During lockdown, I met Dr Vinay Raniga from mydentist, who had some suggestions for what more could be done to secure more dentists in the short term. Additional training places for UK dentists are to be welcomed, but the time lag is far too long. We know that the contract needs addressing, but the fundamental issue in my constituency is a lack of actual dentists.

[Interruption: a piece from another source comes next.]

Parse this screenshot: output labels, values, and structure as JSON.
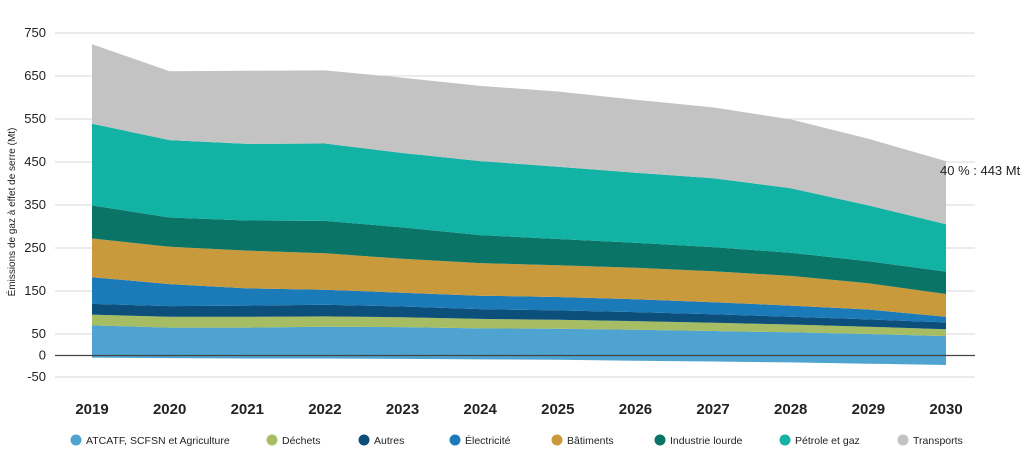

One suggestion is to simplify the processes that enable internationally trained dentists to come to work in the UK. We should take advantage of Brexit and harness the power of the Commonwealth, in particular the over-supply of dentists in India who are available to come to work in the UK. I very much hope that steps are being taken to work with our Indian friends to rebalance this dental supply inequality.

The Minister and I have already exchanged correspondence on this matter, and I know that steps are under way, but I fear that the magnitude of the problem in remote coastal constituencies such as mine needs bigger and bolder interventions. The £50 million is warmly welcome. After speaking with the Minister yesterday, I checked with my clinical commissioning group whether steps were under way to ensure that my local dentists are able to access that funding. NHS England has written to all dental providers in the region and has gathered 51 expressions of interest, of which only 31 meet the criteria set. I am not sure what is wrong with the other 20, but that raises further concerns.

In the south-west, we have retained our urgent dental hubs and have an urgent dental care initiative, providing an extra 1,100 appointments a week. That is of course welcome, but those appointments are for the whole of the south-west of England, and the contents of my inbox tell me that it will go nowhere near covering the demand in North Devon.

Last summer, the chief medical officer Professor Chris Whitty highlighted the health disparities in coastal communities compared with their inland neighbours. It is not just positive dental health outcomes that are hard to come by in my North Devon constituency. I know that the Minister is aware of the issues, but we urgently need our children to be able to access dental check-ups. As the social activist, Geoffrey Canada observed:

“Good dental care doesn’t make you a good student, but if your tooth hurts, it’s hard to be a good student.”

The depth of dental decay cannot wait. We need more dentists available to see us now.